Nachdem das Bundesparlament drei Jahre am neuen CO2-Gesetz herumgeschraubt hat, steht nun im Juni mit der Volksabstimmung die Nagelprobe bevor. Gegen das Gesetz wurde das Referendum ergriffen. Das ist keine Überraschung, haben sich die Gegner doch bereits in der Kommissionsberatung positioniert. Kritik kam vor allem aus dem rechten Lager. Doch auch die Ultralinken melden Bedenken an und brüskieren sich daran, dass diese Gesetzesrevision zu wenig weit geht. Aus meiner Sicht eine politische Fehleinschätzung. Damit man eine Abstimmung gewinnen kann, ist mindestens die Hälfte der Stimmbevölkerung vom Vorhaben zu überzeugen. Das gelingt nur, wenn Vorlagen pragmatisch und ohne Extremforderungen daherkommen. Genau dies darf das neue CO2-Gesetz für sich in Anspruch nehmen.

Doch wer sind neben den ständigen Neinsagern die anderen Gegner? Es sind diejenigen, die mit einem schärferen Emissionsgrenzwert ihr Businessmodell verlieren. Angefangen von der Erdöl-Lobby bis hin zu den Kaminfegern. Doch auch die Vereinigung der Autoimporteure und der Autogewerbeverband reihen sich bei den Gegnern ein. Sie belächeln fossilfreie Antriebsformen, vergessen dabei aber, dass ein grosser Teil der Treibhausgasemissionen der Schweiz vom Verkehr kommt. Da frage ich mich, ob diese Kreise in der Zukunft angekommen sind. Denn die Hersteller sind schon längst umgeschwenkt. So kommuniziert zum Beispiel Volkswagen als grösster Automobilhersteller: «Um die Umwelt zu schützen und die politischen Vorgaben umzusetzen, richten wir uns konsequent auf Elektromobilität aus.» Also fertig mit Ölwechsel und Zahnriemenersatz. Im Vordergrund werden neu Isolationsmessung und Softwareupdate stehen. Die Automobilbranche wird umgepflügt.

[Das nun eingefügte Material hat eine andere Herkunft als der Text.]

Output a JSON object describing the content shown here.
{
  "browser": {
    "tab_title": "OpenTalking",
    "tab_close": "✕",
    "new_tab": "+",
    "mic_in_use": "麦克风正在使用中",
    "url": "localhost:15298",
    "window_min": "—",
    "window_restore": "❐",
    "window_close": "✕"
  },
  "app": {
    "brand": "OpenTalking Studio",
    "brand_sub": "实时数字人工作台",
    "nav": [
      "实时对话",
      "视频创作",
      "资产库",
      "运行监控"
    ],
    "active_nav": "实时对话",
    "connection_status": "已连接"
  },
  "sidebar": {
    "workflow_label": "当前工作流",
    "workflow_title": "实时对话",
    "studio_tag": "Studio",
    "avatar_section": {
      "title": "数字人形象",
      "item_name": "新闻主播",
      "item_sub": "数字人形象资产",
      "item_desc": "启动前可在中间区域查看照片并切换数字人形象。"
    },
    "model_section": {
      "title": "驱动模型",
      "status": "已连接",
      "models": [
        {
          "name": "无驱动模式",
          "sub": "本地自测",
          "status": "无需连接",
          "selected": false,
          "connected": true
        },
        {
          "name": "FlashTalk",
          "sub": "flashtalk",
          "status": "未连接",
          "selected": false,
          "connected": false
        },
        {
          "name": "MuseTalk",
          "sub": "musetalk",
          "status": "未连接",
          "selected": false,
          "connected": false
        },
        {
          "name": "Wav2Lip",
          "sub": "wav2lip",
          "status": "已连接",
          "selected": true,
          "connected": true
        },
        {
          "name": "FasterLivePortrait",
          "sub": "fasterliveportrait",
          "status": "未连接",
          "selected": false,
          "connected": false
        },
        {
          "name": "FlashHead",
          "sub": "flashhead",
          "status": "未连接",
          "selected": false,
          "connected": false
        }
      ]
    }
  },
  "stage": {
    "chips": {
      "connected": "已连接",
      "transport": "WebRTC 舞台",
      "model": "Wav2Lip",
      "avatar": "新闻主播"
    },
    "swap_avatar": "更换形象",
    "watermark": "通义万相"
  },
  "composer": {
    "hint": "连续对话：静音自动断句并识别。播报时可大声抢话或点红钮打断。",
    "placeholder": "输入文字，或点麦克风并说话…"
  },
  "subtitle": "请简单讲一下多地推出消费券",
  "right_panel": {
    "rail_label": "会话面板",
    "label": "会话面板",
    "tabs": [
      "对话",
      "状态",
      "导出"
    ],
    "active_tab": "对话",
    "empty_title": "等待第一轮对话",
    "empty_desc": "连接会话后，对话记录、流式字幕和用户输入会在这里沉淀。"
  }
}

In einem Vorstoss (20.4640) bat ich den Bundesrat aufzuzeigen, welche gesetzlichen Grundlagen nötig sind, um den Betrieb von vollständig fossilfreiem Verkehr bis spätestens 2050 zu ermöglichen. Vor allem sollen mögliche Hindernisse identifiziert werden, welche diese Zielerreichung gefährden. Der Bundesrat will diesen Vorstoss übernehmen und wo notwendig die gesetzlichen Grundlagen an die Herausforderungen anpassen.

Und wie sieht es in der Praxis aus? Ich selber bin seit 6 Jahren mit einem rein elektrischen Fahrzeug unterwegs. Diese Art von Mobilität begeistert und definiert Autofahren neu. Trotzdem muss ich ernüchtert feststellen, dass gerade die Elektrobranche nicht erkannt hat, welche Chancen daraus entstehen. Insbesondere im Bereich der Ladeinfrastrukturen kommt ein grosses Auftragsvolumen auf die Elektrounternehmen zu. Neben den öffentlichen Ladestationen und der einfachen Wallbox beim privaten Parkplatz wird es in Einstellhallen von Mehrfamilienhäusern und Gewerbebauten intelligente Ladesysteme brauchen. All diese Infrastrukturen sind noch zu bauen. Dem hat auch Bundesbern Rechnung getragen und will aus dem Klimafonds Beiträge an Ladestationen und Infrastrukturen sprechen. Exakt die richtige Richtung. Das CO2-Gesetz verdient die Zustimmung aus den Kreisen der Elektriker. Es regelt, wie die Treibhausgasemissionen reduziert werden sollen, und fordert rechtzeitig Massnahmen zur Erreichung der Klimaziele. Es ist Zeit, umzudenken und Nägel mit Köpfen zu machen.

«Im Vordergrund werden neu Isolationsmessung und Softwareupdate stehen.»

Matthias Samuel Jauslin ist seit 2015 Mitglied des Nationalrats, Mitglied der Kommission Umwelt, Raumplanung und Energie (UREK-N) sowie Mitglied der Geschäftsprüfungskommission. Er ist Geschäftsführer und Hauptaktionär eines Unternehmens, das im Bereich Elektroanlagen, Telematik und Automation tätig ist.